Durante as eleições, usaram contra [o candidato do PT, Fernando] Haddad, contra Manuela [D’Ávila, candidata a vice-presidente], e contra os demais candidatos. Essa intoxicação por mentiras é a nova forma de influenciar os processos eleitorais. Levar informações específicas a grupos que têm determinados preconceitos. Quando as pessoas perdem os seus empregos, quando perdem o poder de compra, quando os seus privilégios são perdidos de alguma forma, quando vêem certas hierarquias serem quebradas, isso gera um sentimento de medo e insegurança. E isso pode ser conduzido contra determinados grupos, eleitos como responsáveis por esse estado de coisas. Criam-se inimigos públicos. E aí é muito fácil dirigir o ódio e o medo a pessoas que já são alvo de preconceito.
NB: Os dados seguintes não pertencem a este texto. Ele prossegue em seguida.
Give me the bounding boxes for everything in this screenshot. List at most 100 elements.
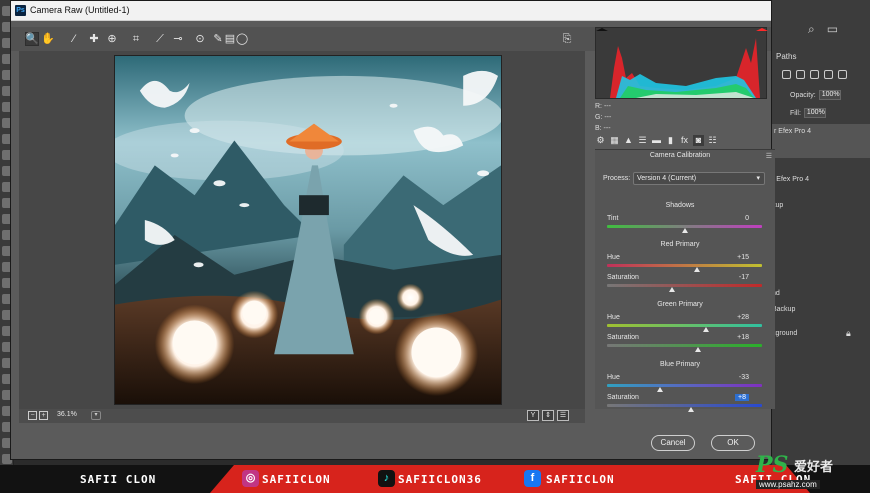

No caso do Brasil, foram os homossexuais. O que deu a vitória a Bolsonaro foi a homofobia. Ele não apresentou um programa de governo ao país, não participou em nenhum debate, estava há 30 anos no Parlamento e não aprovou um projeto de lei. Esse sujeito venceu as eleições porque passou a proferir publicamente, através dos novos meios de comunicação, preconceitos e a culpar determinados grupos por um sentimento de medo que tomava o povo brasileiro, diante da crise econômica que vivíamos.